Neha Bhatt catches Volvo's Paul de Voijs getting emotional about his first photo with a dinky in the crib, his kids' birth and the first time they said "Volvo"...
Traffic doesn’t bother Paul de Voijs, managing director, Volvo Car India, but that is not particularly surprising. Voijs is someone who didn’t want to pick a home too close to his office in Gurgaon, for he “needs to be in traffic”. While he critically observes the wheels on the road, each time he is out on one, his company has recommended that he doesn’t drive himself. “But I love to drive,” he laughs, “so on weekends, I take my sedan S80 for a spin.”
Having lived away from his country for much of his life, he feels more at home in France, Belgium, Australia but now also in India, where he opened the business for Volvo cars two years ago.
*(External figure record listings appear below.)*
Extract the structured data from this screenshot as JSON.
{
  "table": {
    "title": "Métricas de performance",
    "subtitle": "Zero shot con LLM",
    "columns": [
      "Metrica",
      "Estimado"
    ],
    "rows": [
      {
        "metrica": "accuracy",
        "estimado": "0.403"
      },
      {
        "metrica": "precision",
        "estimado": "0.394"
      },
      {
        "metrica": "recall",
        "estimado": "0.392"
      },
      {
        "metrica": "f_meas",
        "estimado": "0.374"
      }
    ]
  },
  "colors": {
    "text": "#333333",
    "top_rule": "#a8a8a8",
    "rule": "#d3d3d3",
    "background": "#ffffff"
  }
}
Did he always want to work with cars? “I remember my first picture being one lying in a crib with a dinky. My parents still say when I was four-years-old, I would look outside the window and name car brands. Later, I thought of being a dentist or a cop though, eventually, I studied to be a teacher of linguistics,” he says. But de Voijs realised, soon after, that teaching “was not my cup of tea”.
No, his students didn’t drive him away, but he felt a great sense of disillusionment. “Coaches would blame problems at schools on parents, books or on the children. But they would never admit that it could be because of themselves. I didn’t want to be part of that system. I figured, you need a different kind of motivation to be a teacher,” he says ruefully. In the end, his old love for cars prevailed and here we are.
It goes without saying, that “I’ve always loved Volvos for some reason or the other,” says de Voijs. Nevertheless, he adds, “I miss my Volkswagen Beetle, one of my first cars. It never let me down.” On his list of “cars with a soul” are the Volkswagen 240, the Beetle and Aston Martins. “In Bond films, it’s painful to see cars like the Rolls Royce Silver Shadow and Aston Martin go down that way,” he chuckles. Where there are mean machines, there is adventure, and that is something that symbolises India for him. “It’s been an adventure here, and I would do it again anytime.”
His tall frame is comfortably composed; his articulate answers peppered with brief smiles, a short laugh here and there, as he is, he admits, a great fan of Brit humour. After close to two years in the capital, de Voijs says there is much left to explore — workwise and otherwise. He loves rainy days, as he does the Indian summer, and his evenings are often spent on the terrace of his home in Chattarpur, where he lives with his daughter, looking down at the lovely garden, (though gardening is not his thing) a glass of whisky and a book by the side, a cigar between his fingers.
Of the days gone by, he wistfully speaks of his life marked by none other than cars: his first car (a gift from his grandfather), the first car he damaged at age 6 (when he threw pebbles at his father’s car window), his first crash. “Call me emotional but one of the most important moments for me was also when my first child was born. Then you think you will have to share your love with your other children and you discover additional portions of love for each child. The first time they said papa, the first time they said Volvo, the first time they graduated.”
There is his love for his family and there is his love for cars and it wouldn’t be easy to gain the measure of either.